Experts on Wednesday said that they had counted a total of 22 vaquita porpoises in the Gulf of California, the Los Angeles Times reports. That’s the only place where the creatures—the smallest of the world’s cetaceans, an order which includes dolphins—live.*
As Ben Goldfarb wrote in his 2018 Pacific Standard feature, “The Endling: Watching a Species Vanish in Real Time,” vaquitas are “a headache to study.” They’re elusive: They avoid loud boat engines, and they don’t show off with flashy jumps or splashes. The researchers who issued the new report used acoustic monitors to reach their count.
As Goldfarb explained, vaquitas face serious risks:
They share their habitat with a fish called the totoaba, a mammoth cousin of the sea bass whose swim bladders are a delicacy worth up to $100,000 per kilogram in mainland China and Hong Kong. Although totoaba fishing has been banned since 1975—they, too, are critically endangered—poaching is rampant. Vaquitas, roughly the same size as totoabas, are prone to getting entangled and drowning in illegal nets.
More poaching has meant fewer vaquitas, with 80 percent of the porpoise’s population disappearing between 2008 and 2015. When we published Goldfarb’s feature, it was estimated that there were fewer than 30 vaquitas left.
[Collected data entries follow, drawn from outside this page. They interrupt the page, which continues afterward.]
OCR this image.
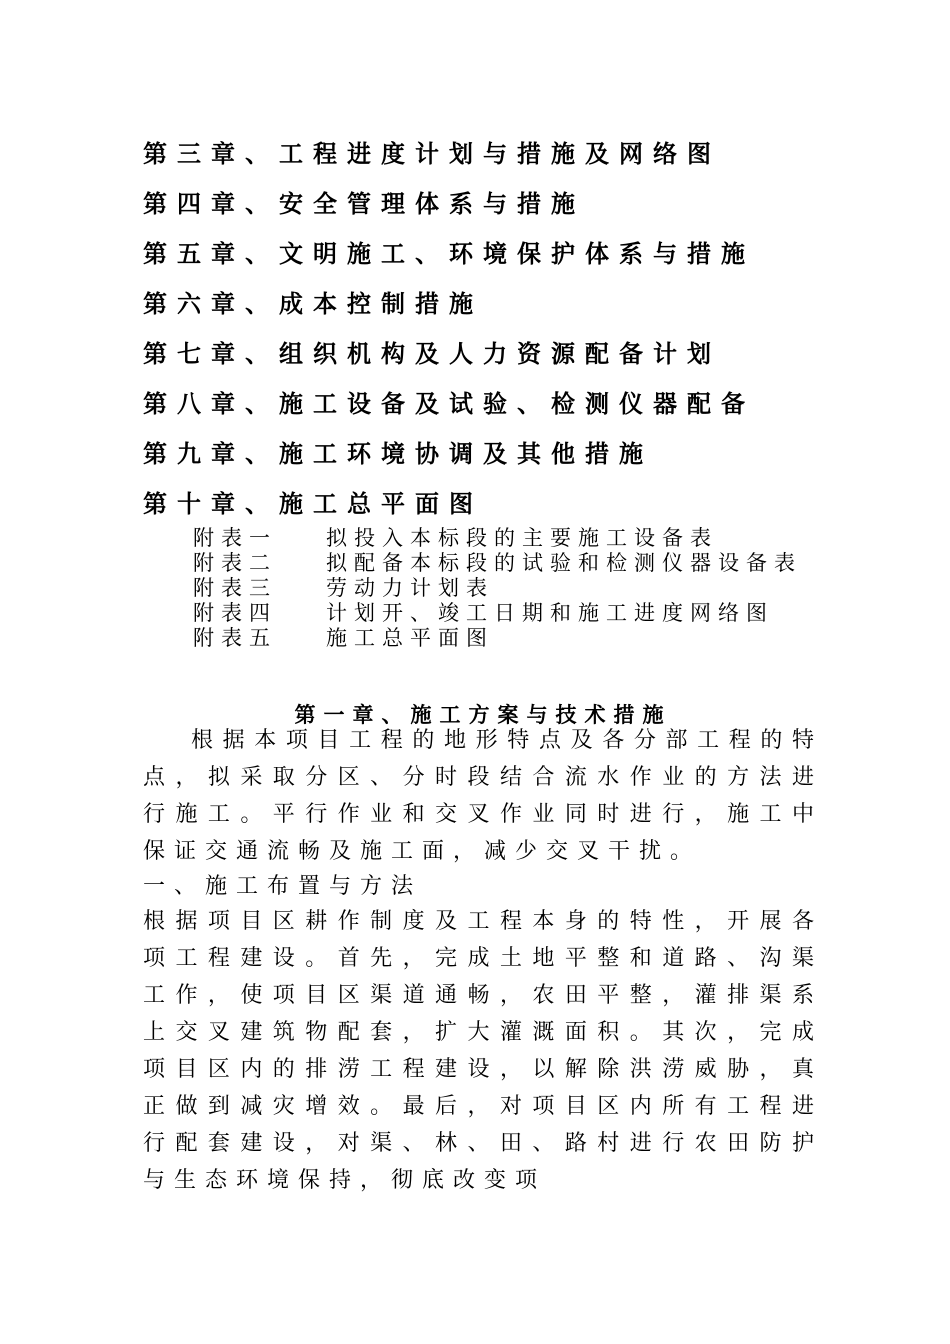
第三章、工程进度计划与措施及网络图
第四章、安全管理体系与措施
第五章、文明施工、环境保护体系与措施
第六章、成本控制措施
第七章、组织机构及人力资源配备计划
第八章、施工设备及试验、检测仪器配备
第九章、施工环境协调及其他措施
第十章、施工总平面图
附表一 拟投入本标段的主要施工设备表
附表二 拟配备本标段的试验和检测仪器设备表
附表三 劳动力计划表
附表四 计划开、竣工日期和施工进度网络图
附表五 施工总平面图
第一章、施工方案与技术措施
根据本项目工程的地形特点及各分部工程的特点，拟采取分区、分时段结合流水作业的方法进行施工。平行作业和交叉作业同时进行，施工中保证交通流畅及施工面，减少交叉干扰。
一、施工布置与方法
根据项目区耕作制度及工程本身的特性，开展各项工程建设。首先，完成土地平整和道路、沟渠工作，使项目区渠道通畅，农田平整，灌排渠系上交叉建筑物配套，扩大灌溉面积。其次，完成项目区内的排涝工程建设，以解除洪涝威胁，真正做到减灾增效。最后，对项目区内所有工程进行配套建设，对渠、林、田、路村进行农田防护与生态环境保持，彻底改变项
Volunteers from a group called Sea Shepherd, who remove illegal gill nets, may be the only thing keeping the species from disappearing entirely.
“We talk about extinction as a glib abstraction,” as Bob Pitman, an ecologist and one of the first people to survey the species, told Goldfarb. “But it’s real, it’s happening, and vaquita are next in line.”
*Update—May 28th, 2019: This post has been updated to specify that the count of remaining vaquitas took place in the Gulf of California.